SSL Detector: Objects Detection and Position Estimation at the RoboCup Small Size League (SSL)

Hi!

We’ve made this project for enabling our omnidirectional robot to execute soccer tasks autonomously:

In the RoboCup Small Size League (SSL), teams are encouraged to propose solutions for enabling robots to execute basic soccer tasks inside the field using only embedded sensing information for the Vision Blackout Challenge. We propose an embedded monocular vision approach for detecting objects and estimating relative positions inside the soccer field.

During soccer matches and especially for the Vision Blackout challenge, SSL objects mostly lay on the ground, and we exploit this prior knowledge for proposing a monocular vision solution for detecting and estimating their relative positions to the robot:

  • Camera is fixed to the robot and its intrinsic and extrinsic parameters are obtained offline using calibration and pose computation techniques from the Open Computer Vision Library (OpenCV);
  • SSD MobileNet v2 is used for detecting objects’ 2D bounding boxes on camera frames;
  • Linear regression is applied to the bounding box’s coordinates, assigning a point on the field that corresponds to the object’s bottom center, which has its relative position to the camera, and, therefore, to the robot, estimated using pre-calibrated camera parameters;
  • The system achieves real-time performance with an average processing speed of 30 frames per second and 10.8 Watts of power consumption.

The following figure illustrates a scheme for the proposed method:

The Nano sends target positions and kicking commands to the robot’s microncontroller through UDP socket, enabling it execute basic soccer tasks autonomously:

  1. Grabbing a Stationary Ball:
    stage1

  2. Scoring on an Empty Goal:
    stage2

Code and Documentation are available at:

Our full paper presented at the 2022’s RoboCup Symposium can be found at arXiv: [2207.09851] An Embedded Monocular Vision Approach for Ground-Aware Objects Detection and Position Estimation

Thanks!
João

2 Likes

Very impressive!

I’m curious about the 3.5m limitation mentioned in your paper: “..detecting balls, robots, and goals with distances up to 3.5 meters.” What prevents the system from working for distances greater than 3.5 m?

Detecting balls for distances further than 3.5m is hard due to the ball’s size (42.67 mm of diameter), which makes it too small in the image and hard to detect. Other objects are still detected, but their position estimations get less accurate with the distances.

Thank you for that explanation. That makes sense.

Would a higher-resolution camera address this issue?

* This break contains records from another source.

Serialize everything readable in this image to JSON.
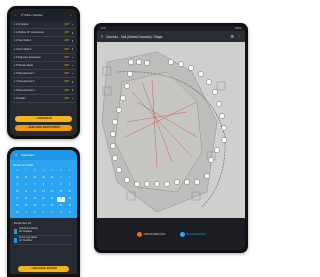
{
  "phone1": {
    "header_title": "1ª Pilha • Mandal",
    "rows": [
      {
        "label": "1.0 m Nódulo",
        "value": "GMT"
      },
      {
        "label": "1.1 Vistoria 10º Lançamento",
        "value": "GMT"
      },
      {
        "label": "1.2 Sem Nada 1",
        "value": "GMT"
      },
      {
        "label": "1.3 Sem Nada 2",
        "value": "GMT"
      },
      {
        "label": "1.4 Pega de Lançamento",
        "value": "GMT"
      },
      {
        "label": "1.5 Remate Metal",
        "value": "GMT"
      },
      {
        "label": "1.6 Revestimento 1",
        "value": "GMT"
      },
      {
        "label": "1.7 Revestimento 2",
        "value": "GMT"
      },
      {
        "label": "1.8 Revestimento 3",
        "value": "GMT"
      },
      {
        "label": "1.9 Selado",
        "value": "GMT"
      }
    ],
    "button_primary": "+ ADICIONAR",
    "button_secondary": "+ DUPLICAR NOVO PONTO"
  },
  "phone2": {
    "header_title": "Calendário",
    "calendar_month": "Dezembro 2018",
    "weekday_headers": [
      "S",
      "T",
      "Q",
      "Q",
      "S",
      "S",
      "D"
    ],
    "days": [
      "26",
      "27",
      "28",
      "29",
      "30",
      "1",
      "2",
      "3",
      "4",
      "5",
      "6",
      "7",
      "8",
      "9",
      "10",
      "11",
      "12",
      "13",
      "14",
      "15",
      "16",
      "17",
      "18",
      "19",
      "20",
      "21",
      "22",
      "23",
      "24",
      "25",
      "26",
      "27",
      "28",
      "29",
      "30",
      "31",
      "1",
      "2",
      "3",
      "4",
      "5",
      "6"
    ],
    "selected_day": "22",
    "events_title": "Dezembro 18",
    "events": [
      {
        "line1": "Arquitetura Fátima",
        "line2": "Ver Detalhes"
      },
      {
        "line1": "Pedro Loja Tijolos",
        "line2": "Ver Detalhes"
      }
    ],
    "button": "+ ADICIONAR EVENTO"
  },
  "tablet": {
    "status_time": "9:41",
    "status_right": "100%",
    "header_title": "Dominio - Sali (Urbest Dourado) / Mapa",
    "footer_buttons": [
      {
        "label": "CRIAR ARMAÇÃO",
        "color": "#e8731c"
      },
      {
        "label": "BLOCOS MAPA",
        "color": "#27a6f5"
      }
    ]
  },
  "colors": {
    "accent_yellow": "#f4b41a",
    "accent_blue": "#1e96e6",
    "dark_bg": "#262b33"
  }
}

FWIW: I’m looking to build something similar, but unrelated to RoboCup. Orin Nano-based. The general idea is to work outdoors with a full-sized (#5) ball. You pass the ball in the general direction of the bot, it computes the trajectory and moves to block/intercept the ball (movement is roughly perpendicular to the path of the ball). It then positions itself to “punch” the ball back to the kicker. Essentially, a scaled-up version of what you’ve built, but likely with a different drive technology (e.g., Swerve drive instead of Omni wheel).

I don’t think that solves the issue, because the CNN input resolution stays the same. I would say that increasing the camera resolution would only increase computation time in the pre/post processing steps. One thing you can try is to decrease the confidence thresholds for ball detection, it might not be a reliable solution, but I think is the most straight forward path you can try.

Also, if you use a higher resolution in the camera and a network with higher input resolution it can help with the issue. Currently, I would suggest you to try different types of yolov8, since deploying them in the Orin Nano with TensorRT right now is extremely easy.

Yes, the higher camera resolution would have to be paired with an increase in CNN resolution.

Currently looking at DeepStream SDK + YOLO.

Probably helps that the ball will be bigger, too :-) I want to be able to identify and track the ball from at least least 20 m away (preferably 30).

Thinking about this some more, a #5 football/soccer ball is over 5 times the diameter of a golf ball, so in my scenario, your h/w+s/w “as is” should have a range close to 20 m.